When this newspaper checked the 2018 capital expenditure for the GDF, there was nothing to indicate the government’s planned revamping, particularly when the figures were compared to the allocations for the previous year. In fact, in total $539.9 million was allocated for Defence and Security Support, a significant decrease when compared to the $844.8 million allocated in 2017. Under the heading Air, Land and Water Transport, which caters for the purchase of vehicles, boats and equipment, $73.4 million was allocated for this year compared to $140 million for 2017. In the area of agricultural development, $31 million was allocated in comparison to the $30 million for last year. The money allocated for equipment was slashed by more than half this year, going to $74 million compared to $350 million for 2017. A noticeable increase was made in the allocation for the provision of buildings, facilities and upgrading of the electrical system, moving to $280.4 million this year compared to $169.8 million last year.
But Harmon when approached reiterated that the president’s focus was on the GDF’s structure and the way in which the force is organised.
“Several Corps of the force are being re-formed and re-capitalised. The Agriculture Corps will embark on agro-processing in order to produce foods, which can be preserved and packaged as compact rations for soldiers on long-range patrols and field operations and as emergency supplies to citizens affected by natural disasters, such as floods. The Air Corps and Coast Guard will be upgraded to allow for continuous surveillance over our airspace, maritime space and land-space and to support search-and-rescue services to persons in distress. The Engineer Corps will be restructured and re-equipped to enable it to reengage in the development of public infrastructure and assist in disaster relief efforts in other countries affected by natural disasters,” the president announced.
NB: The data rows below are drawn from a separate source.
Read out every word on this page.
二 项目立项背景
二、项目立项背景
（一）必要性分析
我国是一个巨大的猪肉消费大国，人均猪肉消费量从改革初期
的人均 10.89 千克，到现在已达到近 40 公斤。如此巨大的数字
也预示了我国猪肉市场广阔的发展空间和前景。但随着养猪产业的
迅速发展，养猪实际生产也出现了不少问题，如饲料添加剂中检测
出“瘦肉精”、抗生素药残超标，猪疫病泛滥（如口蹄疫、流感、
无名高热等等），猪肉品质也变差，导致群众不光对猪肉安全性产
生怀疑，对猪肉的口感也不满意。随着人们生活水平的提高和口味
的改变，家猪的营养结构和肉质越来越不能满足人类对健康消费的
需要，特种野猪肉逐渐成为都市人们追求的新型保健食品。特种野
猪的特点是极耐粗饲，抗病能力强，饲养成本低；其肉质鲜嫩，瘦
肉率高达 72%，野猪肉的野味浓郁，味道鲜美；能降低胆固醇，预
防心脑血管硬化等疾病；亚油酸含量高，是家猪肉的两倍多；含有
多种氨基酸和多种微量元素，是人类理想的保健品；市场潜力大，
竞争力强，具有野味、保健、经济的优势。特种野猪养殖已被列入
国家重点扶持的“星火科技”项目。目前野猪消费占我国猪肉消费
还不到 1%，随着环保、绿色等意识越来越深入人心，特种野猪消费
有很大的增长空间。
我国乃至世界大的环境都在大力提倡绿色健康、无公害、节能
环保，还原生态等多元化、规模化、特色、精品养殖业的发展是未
The president also said the Signal Corps would be re-established as the main arm for the advancement of information and communications technologies and telecommunications within the force.
Noting a link between the changes and the army’s responsibility of protecting the country’s patrimony, Granger said that it was recognised that the force faces numerous challenges in safeguarding the national territory, including airspace, borders, marine resources and rivers and as a result government is working to ensure that these are addressed.
“The vast areas, long distances and small aviation and maritime fleets available to our Air Corps and Coast Guard, respectively, limit our ability to effectively control our air and maritime zones. The Essequibo River, our largest river, does not have a single bridge. The Rupununi, our largest region, does not have a single highway. Access to nearly seventy-five percent of our country which is covered with forests is difficult, a situation compounded by inadequate infrastructure – such as aerodromes, bridges, highways and stellings. Infrastructural development is a top national priority. The Force’s technical corps must be strengthened to allow it to contribute effectively to national development and to execute its mandate of protecting the territory and preventing transnational crime. National defence is inseparable from national development. Public infrastructure enables public security by guaranteeing safety for our citizens and providing comfort for investors and visitors,” he was quoted in a Ministry of the Presidency press release as saying.
He spoke also of the Force embarking on a programme of long-range patrols aimed at re-affirming our national territorial borders – from Punta Playa to the Kutari and from Ankoko to Orealla.